Comment on Google Chrome to soon get a new ‘IP protection’ feature: Here’s what it does
fubo@lemmy.world 1 year agoYou can’t MITM with a VPN unless the browser accepts an insecure certificate. And that can’t be done without being detected; and the security community would raise seven shades of hell.
Google has actually helped build the infrastructure that (in a public, provable way that Google can’t subvert) makes it impossible to get away with MITM in this manner. It’s called Certificate Transparency.

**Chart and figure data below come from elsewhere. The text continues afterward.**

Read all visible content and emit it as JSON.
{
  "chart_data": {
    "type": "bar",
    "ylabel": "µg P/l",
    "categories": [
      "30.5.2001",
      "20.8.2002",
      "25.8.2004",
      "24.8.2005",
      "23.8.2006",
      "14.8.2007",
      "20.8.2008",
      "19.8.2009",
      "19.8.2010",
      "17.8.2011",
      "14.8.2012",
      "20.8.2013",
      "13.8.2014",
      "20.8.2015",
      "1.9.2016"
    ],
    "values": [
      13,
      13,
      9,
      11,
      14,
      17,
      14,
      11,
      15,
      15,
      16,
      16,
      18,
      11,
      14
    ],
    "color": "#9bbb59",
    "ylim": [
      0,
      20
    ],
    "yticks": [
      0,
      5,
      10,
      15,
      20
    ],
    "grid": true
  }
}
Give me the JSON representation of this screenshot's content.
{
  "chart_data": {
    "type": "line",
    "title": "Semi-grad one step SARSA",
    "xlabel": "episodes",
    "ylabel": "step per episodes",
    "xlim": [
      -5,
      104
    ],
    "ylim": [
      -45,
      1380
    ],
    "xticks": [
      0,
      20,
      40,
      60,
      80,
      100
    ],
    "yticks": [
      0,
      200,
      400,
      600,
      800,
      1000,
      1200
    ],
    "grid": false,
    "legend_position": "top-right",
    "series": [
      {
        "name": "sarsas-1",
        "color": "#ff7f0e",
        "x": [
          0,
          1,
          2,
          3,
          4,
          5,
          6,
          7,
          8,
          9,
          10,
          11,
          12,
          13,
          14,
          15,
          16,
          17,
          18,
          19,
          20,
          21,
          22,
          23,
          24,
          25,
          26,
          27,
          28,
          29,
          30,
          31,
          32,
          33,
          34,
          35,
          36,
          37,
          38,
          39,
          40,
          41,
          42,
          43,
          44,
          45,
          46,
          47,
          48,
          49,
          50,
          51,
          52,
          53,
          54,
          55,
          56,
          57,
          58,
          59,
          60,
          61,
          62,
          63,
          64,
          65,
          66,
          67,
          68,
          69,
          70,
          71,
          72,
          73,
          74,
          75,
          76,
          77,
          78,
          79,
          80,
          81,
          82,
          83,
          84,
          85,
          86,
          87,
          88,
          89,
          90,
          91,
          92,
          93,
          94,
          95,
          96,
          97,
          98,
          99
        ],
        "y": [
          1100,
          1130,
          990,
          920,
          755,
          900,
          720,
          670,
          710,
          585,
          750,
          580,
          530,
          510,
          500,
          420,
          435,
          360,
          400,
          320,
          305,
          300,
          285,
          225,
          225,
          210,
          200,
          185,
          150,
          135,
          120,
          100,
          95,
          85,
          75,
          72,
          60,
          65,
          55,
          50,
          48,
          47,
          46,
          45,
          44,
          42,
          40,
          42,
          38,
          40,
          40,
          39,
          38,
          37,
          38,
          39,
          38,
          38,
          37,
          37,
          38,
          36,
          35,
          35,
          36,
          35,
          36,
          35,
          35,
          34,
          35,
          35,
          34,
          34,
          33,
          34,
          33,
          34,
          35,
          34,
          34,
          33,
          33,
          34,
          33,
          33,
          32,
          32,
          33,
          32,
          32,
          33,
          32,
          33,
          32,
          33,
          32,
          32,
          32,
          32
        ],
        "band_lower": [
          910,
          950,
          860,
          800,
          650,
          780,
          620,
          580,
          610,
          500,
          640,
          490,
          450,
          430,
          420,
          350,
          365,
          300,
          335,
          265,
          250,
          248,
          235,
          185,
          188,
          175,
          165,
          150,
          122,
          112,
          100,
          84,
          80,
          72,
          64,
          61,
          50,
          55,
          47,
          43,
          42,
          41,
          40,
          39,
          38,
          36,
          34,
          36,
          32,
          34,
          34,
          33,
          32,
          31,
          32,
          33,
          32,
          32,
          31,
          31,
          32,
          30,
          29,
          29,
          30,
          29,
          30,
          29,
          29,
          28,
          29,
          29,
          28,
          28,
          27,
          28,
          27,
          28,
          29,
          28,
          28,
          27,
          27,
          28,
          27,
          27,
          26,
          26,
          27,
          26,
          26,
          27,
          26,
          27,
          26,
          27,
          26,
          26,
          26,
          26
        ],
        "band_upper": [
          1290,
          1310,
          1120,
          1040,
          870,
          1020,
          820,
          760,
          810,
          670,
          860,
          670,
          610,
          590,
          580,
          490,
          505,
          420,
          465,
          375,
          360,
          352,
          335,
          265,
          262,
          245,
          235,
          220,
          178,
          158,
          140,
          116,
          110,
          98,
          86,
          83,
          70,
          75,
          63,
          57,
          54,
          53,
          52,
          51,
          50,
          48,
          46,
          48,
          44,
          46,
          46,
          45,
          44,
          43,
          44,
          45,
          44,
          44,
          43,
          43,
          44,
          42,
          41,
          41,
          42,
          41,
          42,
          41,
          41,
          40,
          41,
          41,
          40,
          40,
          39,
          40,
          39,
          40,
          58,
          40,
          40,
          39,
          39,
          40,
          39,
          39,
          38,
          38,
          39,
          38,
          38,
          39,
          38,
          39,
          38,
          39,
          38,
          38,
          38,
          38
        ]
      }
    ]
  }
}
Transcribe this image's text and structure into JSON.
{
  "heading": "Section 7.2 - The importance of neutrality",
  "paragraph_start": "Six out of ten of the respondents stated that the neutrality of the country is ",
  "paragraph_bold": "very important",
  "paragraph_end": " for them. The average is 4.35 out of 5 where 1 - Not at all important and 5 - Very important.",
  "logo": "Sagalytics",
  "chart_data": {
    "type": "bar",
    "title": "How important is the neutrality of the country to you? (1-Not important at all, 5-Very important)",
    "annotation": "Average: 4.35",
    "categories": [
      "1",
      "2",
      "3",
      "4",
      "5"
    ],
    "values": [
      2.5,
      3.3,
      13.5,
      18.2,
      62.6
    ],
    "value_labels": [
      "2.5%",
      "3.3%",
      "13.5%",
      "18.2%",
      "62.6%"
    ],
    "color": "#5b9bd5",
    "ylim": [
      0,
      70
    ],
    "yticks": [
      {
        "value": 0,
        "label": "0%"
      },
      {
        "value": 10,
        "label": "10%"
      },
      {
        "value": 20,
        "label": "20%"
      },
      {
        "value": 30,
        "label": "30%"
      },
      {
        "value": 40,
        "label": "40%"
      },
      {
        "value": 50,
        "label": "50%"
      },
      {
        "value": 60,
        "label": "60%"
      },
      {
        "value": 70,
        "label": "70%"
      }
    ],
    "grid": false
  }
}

Put another way: Google wants other big companies and governments to use Chrome and Android. If Google started MITMing traffic like you suggest, no corporation or government would ever touch their products again. So they’ve built infra that lets them prove they don’t.
_s10e@feddit.de 1 year ago
Yes, but the browser is Chrome and this is a feature built into Chrome.
fubo@lemmy.world 1 year ago
Now try reading the rest.
_s10e@feddit.de 1 year ago
I tend to agree with the trust argument. Google wants people to rely on Web technology and Google products and allowing MITM - or failing to prevent - goes against Google’s interest.
I don’t buy the technical argument at all. Google could terminate the TLS connection at the proxy and communicate with the browser on a proprietary encrypted channel. Chrome could easily show a green padlock item and certificate details as seen by the proxy. The whole thing could be open source and transparent. A minority of users will disable the feature; many will accept it. Corporates can be bought by allowing to opt out for ‘sensitive’ servers.
fubo@lemmy.world 1 year ago
They could just rewrite Chrome to send all your passwords in clear text to Mountain View too … but not without security people noticing. That’s my point. The behavior of browsers is not secret.